I went to hear a lecture about comedy and community (by the professor who was my advisor in my junior year of college) on Thursday night. With references to Tip O'Neill and the Three Stooges (de rigueur in any discussion of comedy), Professor Martin started with Aristotle's all-too-brief discussion of comedy in Poetics, of comedy as a

"...representation of inferior people [φαυλοτέρων], not indeed in the full sense of the word bad, but the laughable is a species of the base or ugly. It consits in some blunder or ugliness that does not cause pain or disaster, an obvious example being the comic mask which is ugly [αἰσχρόν] and distorted but not painful." (trans. W.H.Fyfe)

The base and the ugly, the downtrodden, the beaten up and beaten down, the "not your night" no success garnerers, the losers and the lost, the get-the-short-end-of-the-stick-in-the-shape-up of life in which one comes very close, and too often meets up, with disaster, pain and catastrophe.

Aristotle is talking about representation (mimesis), rather than of real life, of what makes a comic drama such as one sees in a theater. While the plots of the comedies of Aristophanes are made up (and are often quite fantastical, as Pisthetairos' and Euelpides' search for "Cloudcuckooland"), references to contemporary events and figures (Socrates in Clouds) abound and make understanding the plays' humor beyond the reach of readers who are not willing to look up names, allusions and more. Comedies have, at the least, a foot in the door of reality, in contrast to tragedies, whose plots and characters are drawn from myth.

Aristophanes taught me that there's a lot more to comedy than laughter and "funny stuff." Reading Wasps, Frogs and Birds (which I went on to write a long research paper on), I encountered a tumult of satire; bawdy, scatalogical, obscene humor guaranteed to rile up fellow travelers of the Moral Majority; words for objects, food and everyday items that brought 5th century BCE Athens into clearer focus.

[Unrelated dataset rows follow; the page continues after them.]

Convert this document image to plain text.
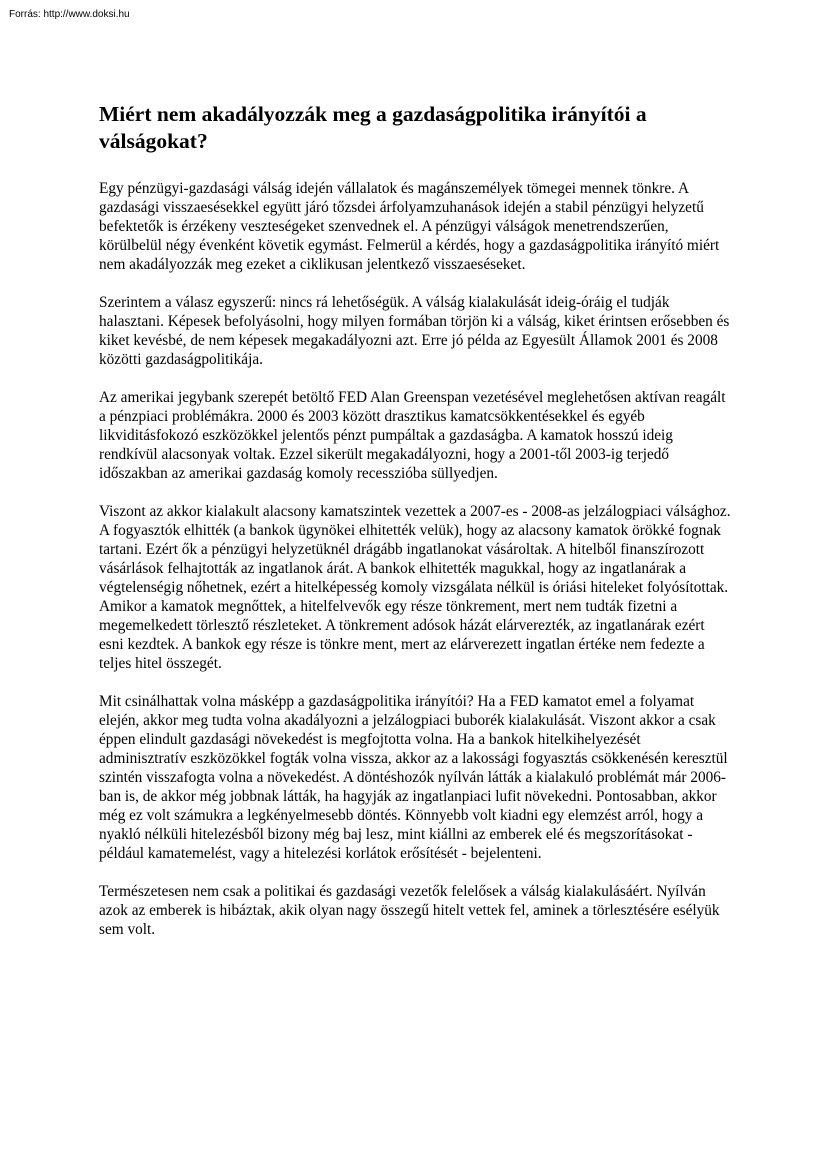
Forrás: http://www.doksi.hu
Miért nem akadályozzák meg a gazdaságpolitika irányítói a válságokat?

Egy pénzügyi-gazdasági válság idején vállalatok és magánszemélyek tömegei mennek tönkre. A gazdasági visszaesésekkel együtt járó tőzsdei árfolyamzuhanások idején a stabil pénzügyi helyzetű befektetők is érzékeny veszteségeket szenvednek el. A pénzügyi válságok menetrendszerűen, körülbelül négy évenként követik egymást. Felmerül a kérdés, hogy a gazdaságpolitika irányító miért nem akadályozzák meg ezeket a ciklikusan jelentkező visszaeséseket.

Szerintem a válasz egyszerű: nincs rá lehetőségük. A válság kialakulását ideig-óráig el tudják halasztani. Képesek befolyásolni, hogy milyen formában törjön ki a válság, kiket érintsen erősebben és kiket kevésbé, de nem képesek megakadályozni azt. Erre jó példa az Egyesült Államok 2001 és 2008 közötti gazdaságpolitikája.

Az amerikai jegybank szerepét betöltő FED Alan Greenspan vezetésével meglehetősen aktívan reagált a pénzpiaci problémákra. 2000 és 2003 között drasztikus kamatcsökkentésekkel és egyéb likviditásfokozó eszközökkel jelentős pénzt pumpáltak a gazdaságba. A kamatok hosszú ideig rendkívül alacsonyak voltak. Ezzel sikerült megakadályozni, hogy a 2001-től 2003-ig terjedő időszakban az amerikai gazdaság komoly recesszióba süllyedjen.

Viszont az akkor kialakult alacsony kamatszintek vezettek a 2007-es - 2008-as jelzálogpiaci válsághoz. A fogyasztók elhitték (a bankok ügynökei elhitették velük), hogy az alacsony kamatok örökké fognak tartani. Ezért ők a pénzügyi helyzetüknél drágább ingatlanokat vásároltak. A hitelből finanszírozott vásárlások felhajtották az ingatlanok árát. A bankok elhitették magukkal, hogy az ingatlanárak a végtelenségig nőhetnek, ezért a hitelképesség komoly vizsgálata nélkül is óriási hiteleket folyósítottak. Amikor a kamatok megnőttek, a hitelfelvevők egy része tönkrement, mert nem tudták fizetni a megemelkedett törlesztő részleteket. A tönkrement adósok házát elárverezték, az ingatlanárak ezért esni kezdtek. A bankok egy része is tönkre ment, mert az elárverezett ingatlan értéke nem fedezte a teljes hitel összegét.

Mit csinálhattak volna másképp a gazdaságpolitika irányítói? Ha a FED kamatot emel a folyamat elején, akkor meg tudta volna akadályozni a jelzálogpiaci buborék kialakulását. Viszont akkor a csak éppen elindult gazdasági növekedést is megfojtotta volna. Ha a bankok hitelkihelyezését adminisztratív eszközökkel fogták volna vissza, akkor az a lakossági fogyasztás csökkenésén keresztül szintén visszafogta volna a növekedést. A döntéshozók nyílván látták a kialakuló problémát már 2006-ban is, de akkor még jobbnak látták, ha hagyják az ingatlanpiaci lufit növekedni. Pontosabban, akkor még ez volt számukra a legkényelmesebb döntés. Könnyebb volt kiadni egy elemzést arról, hogy a nyakló nélküli hitelezésből bizony még baj lesz, mint kiállni az emberek elé és megszorításokat - például kamatemelést, vagy a hitelezési korlátok erősítését - bejelenteni.

Természetesen nem csak a politikai és gazdasági vezetők felelősek a válság kialakulásáért. Nyílván azok az emberek is hibáztak, akik olyan nagy összegű hitelt vettek fel, aminek a törlesztésére esélyük sem volt.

These are some of the reasons that comedy is a genre that, to me, makes more than a lot of sense for writing about life with Charlie in.  The "base," the "ugly," the "inferior": It is not pretty to say it, but these are words that have long been associated with disability and, in particular, with intellectual disabilities; with those who do not speak or have very little and limited language. Polite company today knows better than to talk about a non-verbal person as φαυλότερος or αἰσχρὸς but, of course, that does not mean that people do not, consciously or unconsciously, think these things. If you are curious to uncover ancient attitudes about intellectual disability, comedy is hardly a bad place to start.

In passing, Professor Martin also mentioned Olga M. Freidenberg, a Russian classical philologist. He commented that with quite a bit of political unrest and upheaval occurring all around her in the era of Josef Stalin , she kept at research and writing on classical philological, however much her mother kvetched at what she was doing.

I thought about how someone once asked me what was I doing intellectualizing, or rather over-intellectualizing, Charlie by talking about his communications and limited language and Walter Benjamin. I laughed.




Agreed. I have often thought that if I ever were to write our story, I'd call it Autism: A Comedy In Two Acts.
One for each of the kids:)

Kristina Chew

You said it! I don't know where we'd be without our sense of humor!